Louise Marleau / Pau Bachero / Jean Asselin : Liaisons dangereuses
Scène

Louise Marleau / Pau Bachero / Jean Asselin : Liaisons dangereuses

Jean Asselin invite l’actrice Louise Marleau et le mime catalan Pau Bachero à un dialogue entre le verbe et le corps dans La femme française et les étoiles.

1923. Le poète Louis Aragon publie La Femme française, un roman racontant par une série de lettres la quête de liberté sexuelle d’une bourgeoise qui saisit toutes les occasions de s’affranchir des carcans de la morale pour découvrir qui elle est.

"J’ai été fasciné par la question de la sexualité, son rapport à la mort et par ces petites étoiles entre chacune des lettres, commente le metteur en scène Jean Asselin. Je les trouvais intéressantes pour la dramaturgie d’Omnibus, car j’y voyais l’application systématique de ce qui a été notre slogan: l’acte et le verbe. On joue ce qui se passe dans les ellipses que représentent ces étoiles et on demande au corps d’être aussi signifiant que la parole en disant d’autres choses."

Dans l’adaptation théâtrale de ce roman épistolaire, 30 ans se sont écoulés entre le moment où la libertine libertaire a écrit ces 119 lettres à son amant et celui où elle les relit. Incarnée par Louise Marleau, qui trouve là, après L’Intimité, aussi créé chez Omnibus en 2005, une occasion stimulante de se frotter au théâtre de recherche, elle fait revivre en pensée cet homme plus jeune qu’elle, aux idées plus conventionnelles, qui a tant souffert de ses frasques. "Un dialogue s’instaure entre nous: elle me parle avec ses lettres, je réponds avec mon corps, explique Pau Bachero à peine débarqué d’Espagne au moment de l’entrevue. Au début, on ne se regarde pas et peu à peu, il y a des interactions."

Comédien fondateur de l’École de mine corporel dramatique de Barcelone, le jeune trentenaire est venu parfaire sa connaissance du mime de chez nous en plongeant dans la création après avoir effectué un stage, l’an dernier, chez Omnibus. "Il a une maturité humaine et artistique qui manque à beaucoup d’artistes de son âge ici et qui est nécessaire au mime surréel, affirme Asselin. Il doit être comme une sur-marionnette avec une qualité de phrasé gestuel particulier et une capacité à faire cohabiter plusieurs âmes dans le même corps. Par exemple, le corps peut être occupé par une action tandis qu’il se passe autre chose dans le bras, comme une queue de chat qui commente."

Face à cette image corporelle relevant de la mémoire et de l’imaginaire, le corps de Marleau est tout aussi engagé mais bien ancré dans le quotidien.
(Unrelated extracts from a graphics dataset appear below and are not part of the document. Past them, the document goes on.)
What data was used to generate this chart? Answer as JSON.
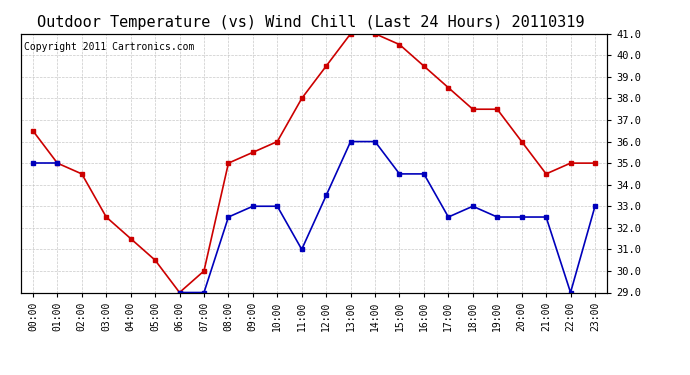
{
  "title": "Outdoor Temperature (vs) Wind Chill (Last 24 Hours) 20110319",
  "copyright": "Copyright 2011 Cartronics.com",
  "x_labels": [
    "00:00",
    "01:00",
    "02:00",
    "03:00",
    "04:00",
    "05:00",
    "06:00",
    "07:00",
    "08:00",
    "09:00",
    "10:00",
    "11:00",
    "12:00",
    "13:00",
    "14:00",
    "15:00",
    "16:00",
    "17:00",
    "18:00",
    "19:00",
    "20:00",
    "21:00",
    "22:00",
    "23:00"
  ],
  "red_data": [
    36.5,
    35.0,
    34.5,
    32.5,
    31.5,
    30.5,
    29.0,
    30.0,
    35.0,
    35.5,
    36.0,
    38.0,
    39.5,
    41.0,
    41.0,
    40.5,
    39.5,
    38.5,
    37.5,
    37.5,
    36.0,
    34.5,
    35.0,
    35.0
  ],
  "blue_data": [
    35.0,
    35.0,
    null,
    null,
    null,
    null,
    29.0,
    29.0,
    32.5,
    33.0,
    33.0,
    31.0,
    33.5,
    36.0,
    36.0,
    34.5,
    34.5,
    32.5,
    33.0,
    32.5,
    32.5,
    32.5,
    29.0,
    33.0
  ],
  "ylim": [
    29.0,
    41.0
  ],
  "yticks": [
    29.0,
    30.0,
    31.0,
    32.0,
    33.0,
    34.0,
    35.0,
    36.0,
    37.0,
    38.0,
    39.0,
    40.0,
    41.0
  ],
  "red_color": "#cc0000",
  "blue_color": "#0000bb",
  "bg_color": "#ffffff",
  "plot_bg": "#ffffff",
  "grid_color": "#bbbbbb",
  "title_fontsize": 11,
  "copyright_fontsize": 7,
  "tick_fontsize": 7.5,
  "x_tick_fontsize": 7
}
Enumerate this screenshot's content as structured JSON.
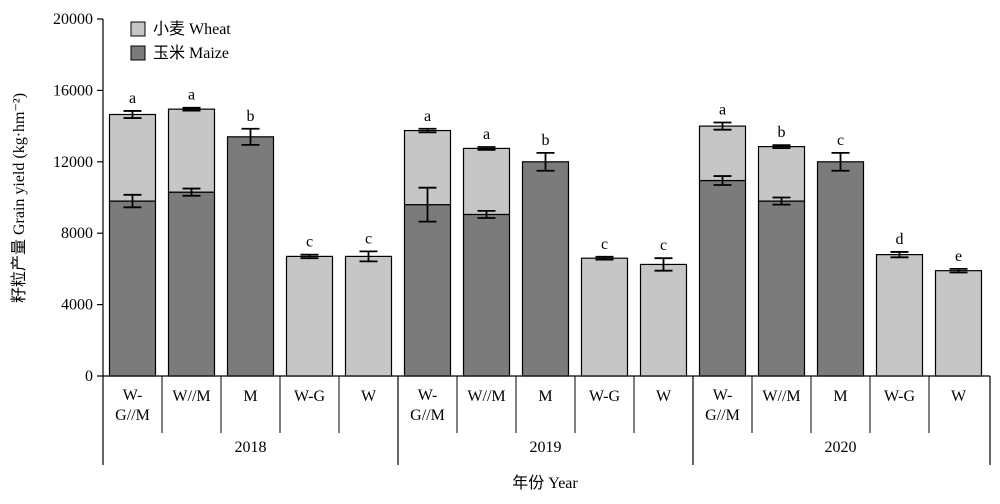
{
  "chart_data": {
    "type": "bar",
    "stacked": true,
    "ylabel": "籽粒产量 Grain yield (kg·hm⁻²)",
    "xlabel": "年份 Year",
    "ylim": [
      0,
      20000
    ],
    "yticks": [
      "0",
      "4000",
      "8000",
      "12000",
      "16000",
      "20000"
    ],
    "ytick_values": [
      0,
      4000,
      8000,
      12000,
      16000,
      20000
    ],
    "legend": {
      "placement": "top-left",
      "items": [
        {
          "name": "小麦 Wheat",
          "color": "#c6c6c6"
        },
        {
          "name": "玉米 Maize",
          "color": "#7b7b7b"
        }
      ]
    },
    "groups": [
      {
        "year": "2018",
        "bars": [
          {
            "label": [
              "W-",
              "G//M"
            ],
            "maize": 9800,
            "maize_err": 350,
            "total": 14650,
            "total_err": 200,
            "letter": "a"
          },
          {
            "label": [
              "W//M"
            ],
            "maize": 10300,
            "maize_err": 200,
            "total": 14950,
            "total_err": 80,
            "letter": "a"
          },
          {
            "label": [
              "M"
            ],
            "maize": 13400,
            "maize_err": 450,
            "total": 13400,
            "total_err": 450,
            "letter": "b"
          },
          {
            "label": [
              "W-G"
            ],
            "maize": 0,
            "maize_err": 0,
            "total": 6700,
            "total_err": 100,
            "letter": "c"
          },
          {
            "label": [
              "W"
            ],
            "maize": 0,
            "maize_err": 0,
            "total": 6700,
            "total_err": 280,
            "letter": "c"
          }
        ]
      },
      {
        "year": "2019",
        "bars": [
          {
            "label": [
              "W-",
              "G//M"
            ],
            "maize": 9600,
            "maize_err": 950,
            "total": 13750,
            "total_err": 100,
            "letter": "a"
          },
          {
            "label": [
              "W//M"
            ],
            "maize": 9050,
            "maize_err": 200,
            "total": 12750,
            "total_err": 80,
            "letter": "a"
          },
          {
            "label": [
              "M"
            ],
            "maize": 12000,
            "maize_err": 500,
            "total": 12000,
            "total_err": 500,
            "letter": "b"
          },
          {
            "label": [
              "W-G"
            ],
            "maize": 0,
            "maize_err": 0,
            "total": 6600,
            "total_err": 80,
            "letter": "c"
          },
          {
            "label": [
              "W"
            ],
            "maize": 0,
            "maize_err": 0,
            "total": 6250,
            "total_err": 350,
            "letter": "c"
          }
        ]
      },
      {
        "year": "2020",
        "bars": [
          {
            "label": [
              "W-",
              "G//M"
            ],
            "maize": 10950,
            "maize_err": 250,
            "total": 14000,
            "total_err": 200,
            "letter": "a"
          },
          {
            "label": [
              "W//M"
            ],
            "maize": 9800,
            "maize_err": 200,
            "total": 12850,
            "total_err": 80,
            "letter": "b"
          },
          {
            "label": [
              "M"
            ],
            "maize": 12000,
            "maize_err": 500,
            "total": 12000,
            "total_err": 500,
            "letter": "c"
          },
          {
            "label": [
              "W-G"
            ],
            "maize": 0,
            "maize_err": 0,
            "total": 6800,
            "total_err": 150,
            "letter": "d"
          },
          {
            "label": [
              "W"
            ],
            "maize": 0,
            "maize_err": 0,
            "total": 5900,
            "total_err": 100,
            "letter": "e"
          }
        ]
      }
    ]
  }
}
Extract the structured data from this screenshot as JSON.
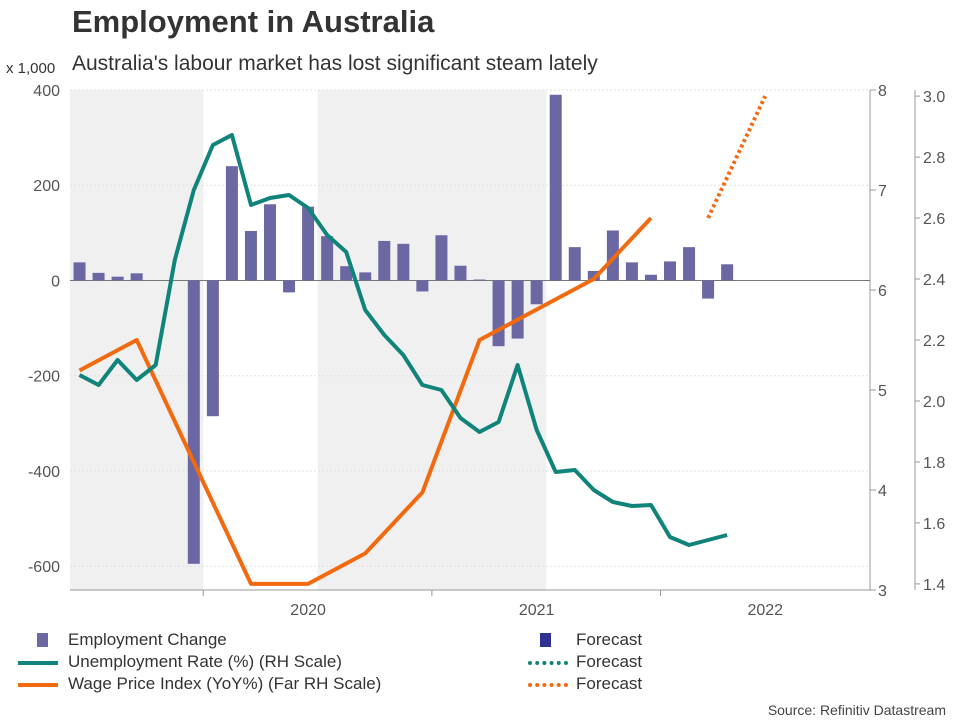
{
  "title": "Employment in Australia",
  "subtitle": "Australia's labour market has lost significant steam lately",
  "unit_label": "x 1,000",
  "source": "Source: Refinitiv Datastream",
  "colors": {
    "bars": "#6b67a3",
    "bars_forecast": "#2e3191",
    "unemployment": "#10847a",
    "wage": "#f26a10",
    "shade": "#f0f0f0",
    "grid": "#e0e0e0"
  },
  "legend": {
    "employment_change": "Employment Change",
    "employment_forecast": "Forecast",
    "unemployment_rate": "Unemployment Rate (%) (RH Scale)",
    "unemployment_forecast": "Forecast",
    "wage_price_index": "Wage Price Index (YoY%) (Far RH Scale)",
    "wage_forecast": "Forecast"
  },
  "chart_data": {
    "type": "bar",
    "title": "Employment in Australia",
    "subtitle": "Australia's labour market has lost significant steam lately",
    "x_tick_labels": [
      "2020",
      "2021",
      "2022"
    ],
    "left_axis": {
      "label": "x 1,000",
      "range": [
        -650,
        400
      ],
      "ticks": [
        -600,
        -400,
        -200,
        0,
        200,
        400
      ]
    },
    "right_axis": {
      "label": "Unemployment Rate (%)",
      "range": [
        3,
        8
      ],
      "ticks": [
        3,
        4,
        5,
        6,
        7,
        8
      ]
    },
    "far_right_axis": {
      "label": "Wage Price Index (YoY%)",
      "range": [
        1.38,
        3.02
      ],
      "ticks": [
        "1.4",
        "1.6",
        "1.8",
        "2.0",
        "2.2",
        "2.4",
        "2.6",
        "2.8",
        "3.0"
      ]
    },
    "shaded_periods": [
      [
        "2019-06",
        "2019-12"
      ],
      [
        "2020-07",
        "2021-06"
      ]
    ],
    "series": [
      {
        "name": "Employment Change",
        "type": "bar",
        "axis": "left",
        "x": [
          "2019-06",
          "2019-07",
          "2019-08",
          "2019-09",
          "2019-10",
          "2019-11",
          "2019-12",
          "2020-01",
          "2020-02",
          "2020-03",
          "2020-04",
          "2020-05",
          "2020-06",
          "2020-07",
          "2020-08",
          "2020-09",
          "2020-10",
          "2020-11",
          "2020-12",
          "2021-01",
          "2021-02",
          "2021-03",
          "2021-04",
          "2021-05",
          "2021-06",
          "2021-07",
          "2021-08",
          "2021-09",
          "2021-10",
          "2021-11",
          "2021-12",
          "2022-01",
          "2022-02",
          "2022-03",
          "2022-04",
          "2022-05",
          "2022-06",
          "2022-07",
          "2022-08",
          "2022-09"
        ],
        "values": [
          38,
          16,
          8,
          15,
          null,
          null,
          -595,
          -285,
          240,
          104,
          160,
          -25,
          155,
          93,
          30,
          17,
          83,
          77,
          -23,
          95,
          31,
          2,
          -138,
          -122,
          -50,
          390,
          70,
          20,
          105,
          38,
          12,
          40,
          70,
          -38,
          34,
          null,
          null,
          null,
          null,
          null
        ]
      },
      {
        "name": "Unemployment Rate (%) (RH Scale)",
        "type": "line",
        "axis": "right",
        "x": [
          "2019-06",
          "2019-07",
          "2019-08",
          "2019-09",
          "2019-10",
          "2019-11",
          "2019-12",
          "2020-01",
          "2020-02",
          "2020-03",
          "2020-04",
          "2020-05",
          "2020-06",
          "2020-07",
          "2020-08",
          "2020-09",
          "2020-10",
          "2020-11",
          "2020-12",
          "2021-01",
          "2021-02",
          "2021-03",
          "2021-04",
          "2021-05",
          "2021-06",
          "2021-07",
          "2021-08",
          "2021-09",
          "2021-10",
          "2021-11",
          "2021-12",
          "2022-01",
          "2022-02",
          "2022-03",
          "2022-04",
          "2022-05"
        ],
        "values": [
          5.15,
          5.05,
          5.3,
          5.1,
          5.25,
          6.3,
          7.0,
          7.45,
          7.55,
          6.85,
          6.92,
          6.95,
          6.82,
          6.55,
          6.38,
          5.8,
          5.55,
          5.35,
          5.05,
          5.0,
          4.72,
          4.58,
          4.68,
          5.25,
          4.6,
          4.18,
          4.2,
          4.0,
          3.88,
          3.84,
          3.85,
          3.53,
          3.45,
          3.5,
          3.55,
          null
        ]
      },
      {
        "name": "Wage Price Index (YoY%) (Far RH Scale)",
        "type": "line",
        "axis": "far_right",
        "x": [
          "2019-06",
          "2019-09",
          "2019-12",
          "2020-03",
          "2020-06",
          "2020-09",
          "2020-12",
          "2021-03",
          "2021-06",
          "2021-09",
          "2021-12",
          "2022-03"
        ],
        "values": [
          2.1,
          2.2,
          1.8,
          1.4,
          1.4,
          1.5,
          1.7,
          2.2,
          2.3,
          2.4,
          2.6,
          null
        ]
      },
      {
        "name": "Forecast",
        "type": "dotted-line",
        "axis": "far_right",
        "x": [
          "2022-03",
          "2022-06"
        ],
        "values": [
          2.6,
          3.0
        ]
      }
    ]
  }
}
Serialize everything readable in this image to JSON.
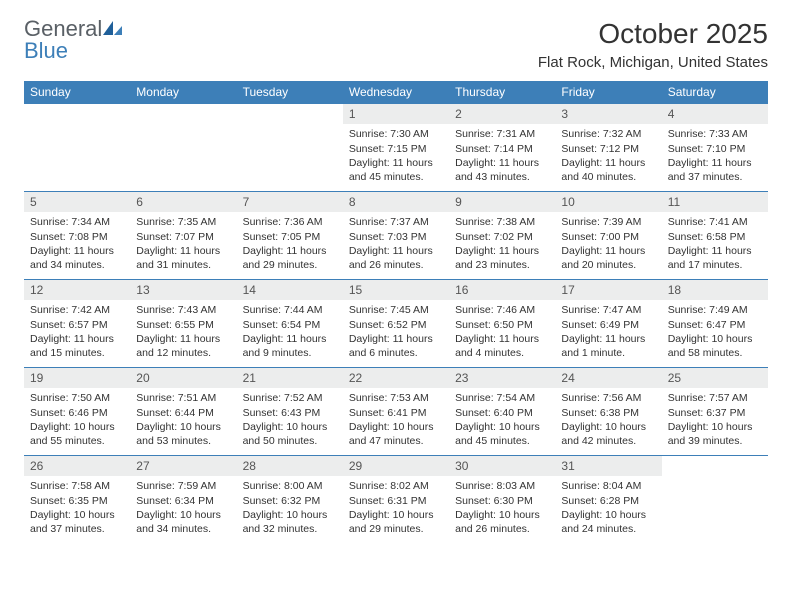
{
  "logo": {
    "word1": "General",
    "word2": "Blue"
  },
  "title": "October 2025",
  "location": "Flat Rock, Michigan, United States",
  "header_color": "#3d7fb8",
  "daynum_bg": "#eceded",
  "border_color": "#3d7fb8",
  "weekdays": [
    "Sunday",
    "Monday",
    "Tuesday",
    "Wednesday",
    "Thursday",
    "Friday",
    "Saturday"
  ],
  "weeks": [
    [
      {
        "blank": true
      },
      {
        "blank": true
      },
      {
        "blank": true
      },
      {
        "n": "1",
        "sr": "7:30 AM",
        "ss": "7:15 PM",
        "dl": "11 hours and 45 minutes."
      },
      {
        "n": "2",
        "sr": "7:31 AM",
        "ss": "7:14 PM",
        "dl": "11 hours and 43 minutes."
      },
      {
        "n": "3",
        "sr": "7:32 AM",
        "ss": "7:12 PM",
        "dl": "11 hours and 40 minutes."
      },
      {
        "n": "4",
        "sr": "7:33 AM",
        "ss": "7:10 PM",
        "dl": "11 hours and 37 minutes."
      }
    ],
    [
      {
        "n": "5",
        "sr": "7:34 AM",
        "ss": "7:08 PM",
        "dl": "11 hours and 34 minutes."
      },
      {
        "n": "6",
        "sr": "7:35 AM",
        "ss": "7:07 PM",
        "dl": "11 hours and 31 minutes."
      },
      {
        "n": "7",
        "sr": "7:36 AM",
        "ss": "7:05 PM",
        "dl": "11 hours and 29 minutes."
      },
      {
        "n": "8",
        "sr": "7:37 AM",
        "ss": "7:03 PM",
        "dl": "11 hours and 26 minutes."
      },
      {
        "n": "9",
        "sr": "7:38 AM",
        "ss": "7:02 PM",
        "dl": "11 hours and 23 minutes."
      },
      {
        "n": "10",
        "sr": "7:39 AM",
        "ss": "7:00 PM",
        "dl": "11 hours and 20 minutes."
      },
      {
        "n": "11",
        "sr": "7:41 AM",
        "ss": "6:58 PM",
        "dl": "11 hours and 17 minutes."
      }
    ],
    [
      {
        "n": "12",
        "sr": "7:42 AM",
        "ss": "6:57 PM",
        "dl": "11 hours and 15 minutes."
      },
      {
        "n": "13",
        "sr": "7:43 AM",
        "ss": "6:55 PM",
        "dl": "11 hours and 12 minutes."
      },
      {
        "n": "14",
        "sr": "7:44 AM",
        "ss": "6:54 PM",
        "dl": "11 hours and 9 minutes."
      },
      {
        "n": "15",
        "sr": "7:45 AM",
        "ss": "6:52 PM",
        "dl": "11 hours and 6 minutes."
      },
      {
        "n": "16",
        "sr": "7:46 AM",
        "ss": "6:50 PM",
        "dl": "11 hours and 4 minutes."
      },
      {
        "n": "17",
        "sr": "7:47 AM",
        "ss": "6:49 PM",
        "dl": "11 hours and 1 minute."
      },
      {
        "n": "18",
        "sr": "7:49 AM",
        "ss": "6:47 PM",
        "dl": "10 hours and 58 minutes."
      }
    ],
    [
      {
        "n": "19",
        "sr": "7:50 AM",
        "ss": "6:46 PM",
        "dl": "10 hours and 55 minutes."
      },
      {
        "n": "20",
        "sr": "7:51 AM",
        "ss": "6:44 PM",
        "dl": "10 hours and 53 minutes."
      },
      {
        "n": "21",
        "sr": "7:52 AM",
        "ss": "6:43 PM",
        "dl": "10 hours and 50 minutes."
      },
      {
        "n": "22",
        "sr": "7:53 AM",
        "ss": "6:41 PM",
        "dl": "10 hours and 47 minutes."
      },
      {
        "n": "23",
        "sr": "7:54 AM",
        "ss": "6:40 PM",
        "dl": "10 hours and 45 minutes."
      },
      {
        "n": "24",
        "sr": "7:56 AM",
        "ss": "6:38 PM",
        "dl": "10 hours and 42 minutes."
      },
      {
        "n": "25",
        "sr": "7:57 AM",
        "ss": "6:37 PM",
        "dl": "10 hours and 39 minutes."
      }
    ],
    [
      {
        "n": "26",
        "sr": "7:58 AM",
        "ss": "6:35 PM",
        "dl": "10 hours and 37 minutes."
      },
      {
        "n": "27",
        "sr": "7:59 AM",
        "ss": "6:34 PM",
        "dl": "10 hours and 34 minutes."
      },
      {
        "n": "28",
        "sr": "8:00 AM",
        "ss": "6:32 PM",
        "dl": "10 hours and 32 minutes."
      },
      {
        "n": "29",
        "sr": "8:02 AM",
        "ss": "6:31 PM",
        "dl": "10 hours and 29 minutes."
      },
      {
        "n": "30",
        "sr": "8:03 AM",
        "ss": "6:30 PM",
        "dl": "10 hours and 26 minutes."
      },
      {
        "n": "31",
        "sr": "8:04 AM",
        "ss": "6:28 PM",
        "dl": "10 hours and 24 minutes."
      },
      {
        "blank": true
      }
    ]
  ],
  "labels": {
    "sunrise": "Sunrise: ",
    "sunset": "Sunset: ",
    "daylight": "Daylight: "
  }
}
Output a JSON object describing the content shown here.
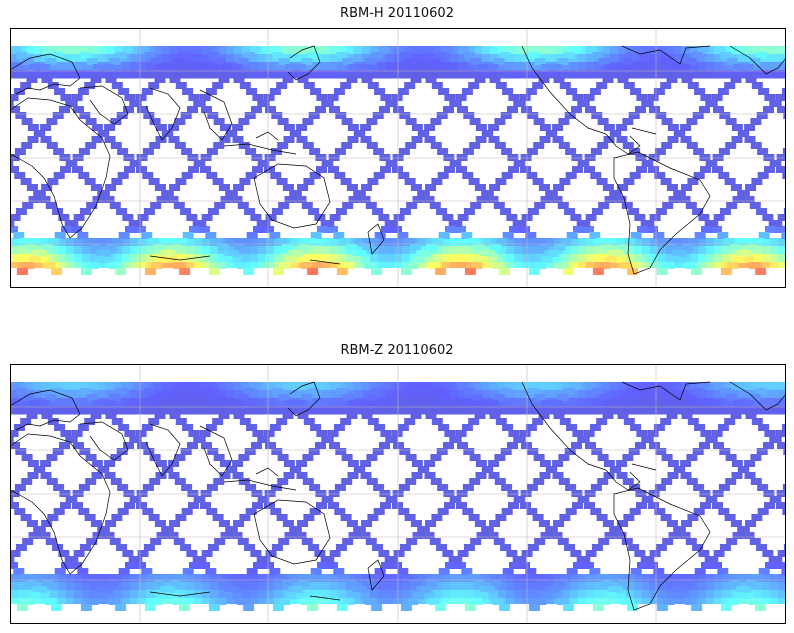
{
  "panels": [
    {
      "id": "top",
      "title": "RBM-H 20110602",
      "palette": "jet",
      "level_north": 0.45,
      "level_south": 0.85,
      "level_mid": 0.08
    },
    {
      "id": "bottom",
      "title": "RBM-Z 20110602",
      "palette": "jet",
      "level_north": 0.3,
      "level_south": 0.45,
      "level_mid": 0.08
    }
  ],
  "colors": {
    "gridline": "#bbbbbb",
    "coastline": "#000000",
    "frame": "#000000"
  }
}
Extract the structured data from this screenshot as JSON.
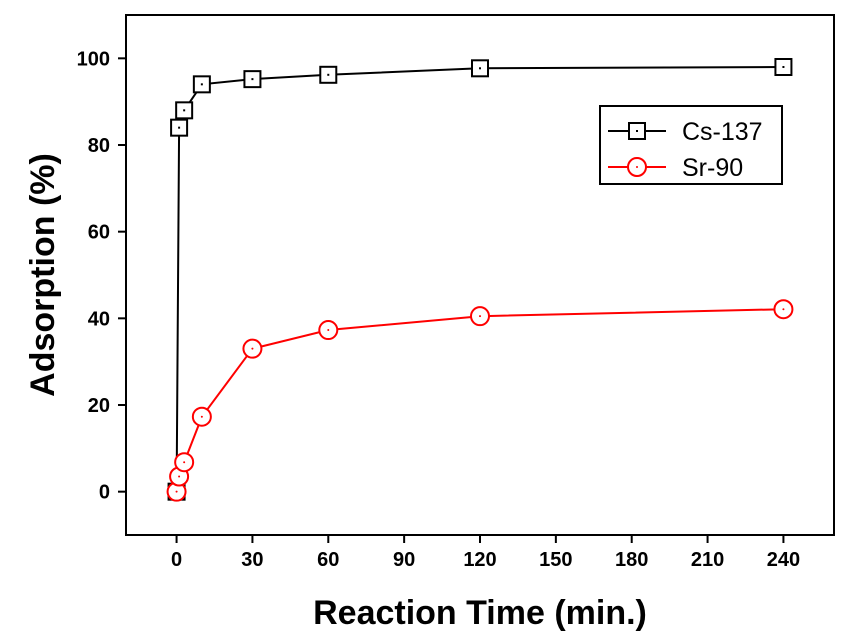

Le texte, en revanche, est déclamé de manière non réaliste, avec une certaine distance et un léger décalage de façon à en laisser surgir toute la poésie surréaliste.

"La grammaire et la façon d’organiser une phrase est absolument illogique au plan rationnel, s’exclame la comédienne qui devra éclairer les zones les plus obscures du texte afin de les rendre intelligibles pour le public. Même si j’ai l’idée dans la tête, mettre les mots dans le bon ordre est une élucubration incroyable. C’est très très exigeant du point de vue de la mémoire parce que les liens ne sont pas logiques non plus. C’est difficile, mais c’est jouissif pour les mêmes raisons. J’aime la beauté de cette langue, et l’idée d’appliquer cette espèce de philosophie mâle à ce personnage féminin a quelque chose de provocant, pour moi, qui me plaît beaucoup."